Extract all substrings in string

Question

I want to extract all substrings that begin with M and are terminated by a *

The string below as an example;

vec<-c("SHVANSGYMGMTPRLGLESLLE*A*MIRVASQ")

Would ideally return;

MGMTPRLGLESLLE
MTPRLGLESLLE

I have tried the code below;

regmatches(vec, gregexpr('(?<=M).*?(?=\\*)', vec, perl=T))[[1]]

but this drops the first M and only returns the first string rather than all substrings within.

"GMTPRLGLESLLE"

Answer 1

You can use

(?=(M[^*]*)\*)

See the regex demo. Details:

• (?= - start of a positive lookahead that matches a location that is immediately followed with:
• (M[^*]*) - Group 1: M, zero or more chars other than a * char
• \* - a * char
• ) - end of the lookahead.

See the R demo:

library(stringr)
vec <- c("SHVANSGYMGMTPRLGLESLLE*A*MIRVASQ")
matches <- stringr::str_match_all(vec, "(?=(M[^*]*)\\*)")
unlist(lapply(matches, function(z) z[,2]))
## => [1] "MGMTPRLGLESLLE" "MTPRLGLESLLE" 

If you prefer a base R solution:

vec <- c("SHVANSGYMGMTPRLGLESLLE*A*MIRVASQ")
matches <- regmatches(vec, gregexec("(?=(M[^*]*)\\*)", vec, perl=TRUE))
unlist(lapply(matches, tail, -1))
## => [1] "MGMTPRLGLESLLE" "MTPRLGLESLLE"

Answer 2

This could be done instead with a for loop on a char array converted from you string.

If you encounter a M you start concatenating chars to a new string until you encounter a *, when you do encounter a * you push the new string to an array of strings and start over from the first step until you reach the end of your loop.

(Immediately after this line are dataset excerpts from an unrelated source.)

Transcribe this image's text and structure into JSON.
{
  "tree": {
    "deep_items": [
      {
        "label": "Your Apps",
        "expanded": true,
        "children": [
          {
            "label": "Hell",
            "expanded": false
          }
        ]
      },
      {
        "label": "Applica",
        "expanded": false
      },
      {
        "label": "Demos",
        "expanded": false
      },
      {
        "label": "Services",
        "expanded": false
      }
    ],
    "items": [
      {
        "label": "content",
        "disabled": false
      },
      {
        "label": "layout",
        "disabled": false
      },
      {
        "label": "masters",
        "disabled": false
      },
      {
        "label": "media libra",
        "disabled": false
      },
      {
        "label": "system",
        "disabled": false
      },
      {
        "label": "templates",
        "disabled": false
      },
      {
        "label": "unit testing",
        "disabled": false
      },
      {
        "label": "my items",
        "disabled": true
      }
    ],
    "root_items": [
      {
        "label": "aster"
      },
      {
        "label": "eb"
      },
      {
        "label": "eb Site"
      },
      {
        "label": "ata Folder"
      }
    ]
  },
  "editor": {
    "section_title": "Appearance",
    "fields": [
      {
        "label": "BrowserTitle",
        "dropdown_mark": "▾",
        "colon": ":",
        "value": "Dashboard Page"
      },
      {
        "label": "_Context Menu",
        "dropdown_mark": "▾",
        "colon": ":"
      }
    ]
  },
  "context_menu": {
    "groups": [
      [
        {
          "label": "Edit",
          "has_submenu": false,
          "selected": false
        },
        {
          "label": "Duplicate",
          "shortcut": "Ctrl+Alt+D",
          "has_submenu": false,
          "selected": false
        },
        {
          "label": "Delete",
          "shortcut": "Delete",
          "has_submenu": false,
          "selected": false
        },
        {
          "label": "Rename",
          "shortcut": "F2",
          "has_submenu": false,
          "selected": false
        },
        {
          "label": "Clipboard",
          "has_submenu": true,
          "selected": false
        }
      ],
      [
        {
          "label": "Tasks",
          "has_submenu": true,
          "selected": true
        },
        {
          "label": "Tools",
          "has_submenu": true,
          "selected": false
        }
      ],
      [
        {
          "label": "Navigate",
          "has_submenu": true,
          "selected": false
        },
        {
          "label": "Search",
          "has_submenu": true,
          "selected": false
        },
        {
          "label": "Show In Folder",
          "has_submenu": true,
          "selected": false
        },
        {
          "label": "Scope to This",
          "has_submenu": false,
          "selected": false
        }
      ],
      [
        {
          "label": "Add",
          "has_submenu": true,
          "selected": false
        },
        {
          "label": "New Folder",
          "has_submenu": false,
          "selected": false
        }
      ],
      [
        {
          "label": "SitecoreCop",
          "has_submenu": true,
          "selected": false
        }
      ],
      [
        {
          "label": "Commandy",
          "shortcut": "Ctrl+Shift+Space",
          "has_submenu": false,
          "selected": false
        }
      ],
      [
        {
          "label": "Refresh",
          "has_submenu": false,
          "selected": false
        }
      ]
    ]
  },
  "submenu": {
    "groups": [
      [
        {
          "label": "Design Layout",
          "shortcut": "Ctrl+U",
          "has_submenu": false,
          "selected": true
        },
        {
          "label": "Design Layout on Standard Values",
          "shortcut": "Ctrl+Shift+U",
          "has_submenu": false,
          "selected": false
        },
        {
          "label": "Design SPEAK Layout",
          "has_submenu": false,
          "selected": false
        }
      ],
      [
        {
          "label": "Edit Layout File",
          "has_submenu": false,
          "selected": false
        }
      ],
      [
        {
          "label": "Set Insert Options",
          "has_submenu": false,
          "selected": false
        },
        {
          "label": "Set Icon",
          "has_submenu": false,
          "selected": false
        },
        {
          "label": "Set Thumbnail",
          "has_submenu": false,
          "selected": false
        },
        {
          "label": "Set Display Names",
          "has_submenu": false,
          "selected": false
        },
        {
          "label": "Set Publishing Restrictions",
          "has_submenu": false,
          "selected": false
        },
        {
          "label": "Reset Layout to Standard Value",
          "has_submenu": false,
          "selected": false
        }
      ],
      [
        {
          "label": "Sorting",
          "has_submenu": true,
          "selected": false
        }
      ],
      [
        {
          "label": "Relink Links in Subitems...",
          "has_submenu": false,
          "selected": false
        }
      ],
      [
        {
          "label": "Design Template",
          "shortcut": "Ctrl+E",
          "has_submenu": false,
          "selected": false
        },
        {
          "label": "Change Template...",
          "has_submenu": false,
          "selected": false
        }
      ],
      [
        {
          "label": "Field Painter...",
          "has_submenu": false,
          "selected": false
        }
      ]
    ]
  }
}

It's not quite as interesting as using REGEX to do it, but it's failsafe.

Answer 3

It is not possible to use regular expressions here, because regular languages don't have memory states required for nested matches.

stringr::str_extract_all("abaca", "a[^a]*a") only gives you aba but not the sorrounding abaca.

The first M was dropped, because (?<=M) is a positive look behind which is by definition not part of the match, but just behind it.